Diagnosing an incomplete abortion is a crucial step in providing the appropriate care and management. Healthcare providers employ several methods to accurately diagnose this condition, which may include:

  • Clinical Evaluation: A healthcare provider will begin by conducting a thorough clinical assessment. They will inquire about the individual's medical history, including the details of the current pregnancy, the onset of symptoms, and any relevant risk factors.
  • Pelvic Examination: A pelvic examination is often performed to assess the cervix and the uterus. The healthcare provider may check for cervical dilation and the presence of retained tissue.
  • Ultrasound: Transvaginal ultrasound is a valuable tool for diagnosing incomplete abortions. This imaging technique allows healthcare providers to visualise the uterus and assess the extent of retained tissue. It helps confirm whether an incomplete abortion has occurred and guides further management of incomplete abortions.
  • Blood Tests: Blood tests, such as a complete blood count (CBC), may be conducted to evaluate the individual's overall health and to assess factors such as haemoglobin levels, which can provide insights into the severity of bleeding.
  • Human Chorionic Gonadotropin (hCG) Levels: Blood tests to measure hCG levels can help determine the presence of pregnancy and whether it is progressing normally. A slowing or plateau in hCG levels can be indicative of an incomplete abortion.

Management of Incomplete Abortions

When observed keenly, the causes and management of incomplete abortions go hand in hand.

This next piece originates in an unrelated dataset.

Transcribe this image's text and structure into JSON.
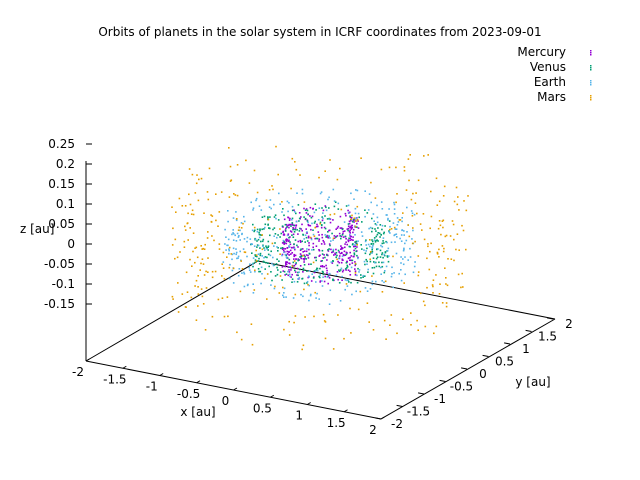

The management of an incomplete abortion typically involves medical or surgical interventions. The approach chosen by a healthcare provider depends on the individual's condition, the amount of retained tissue, and other factors. The following are some of the common management options:

  • Management: In some cases, the healthcare provider may choose to monitor the individual's condition without immediate intervention. This approach is often reserved for situations where the retained tissue is minimal, and there are no signs of infection or excessive bleeding.
  • Medication: Medication may be prescribed to help the uterus expel the remaining tissue. This is typically considered when the individual's condition is stable, and there are no signs of infection.
  • Surgical Intervention: If the retained tissue is significant, or if there are signs of infection, a surgical procedure, including dilation and curettage (D&C) may be performed. D&C involves the removal of the remaining tissue from the uterus.
  • Follow-Up Care: After the management of an incomplete abortion, individuals will often receive follow-up care to ensure that their condition is resolving as expected. This may include additional ultrasound examinations and monitoring for potential complications.

Conclusion

An incomplete abortion can be a challenging and distressing experience, but with prompt medical attention and appropriate management, individuals can achieve the best possible outcomes. It's essential for anyone experiencing the signs and symptoms of an incomplete abortion to seek medical care promptly. Healthcare providers are well-equipped to diagnose the condition and determine the most suitable management approach, which may include expectant management, medication, or surgical intervention. Timely and comprehensive care can help individuals recover and minimise potential complications associated with incomplete abortions.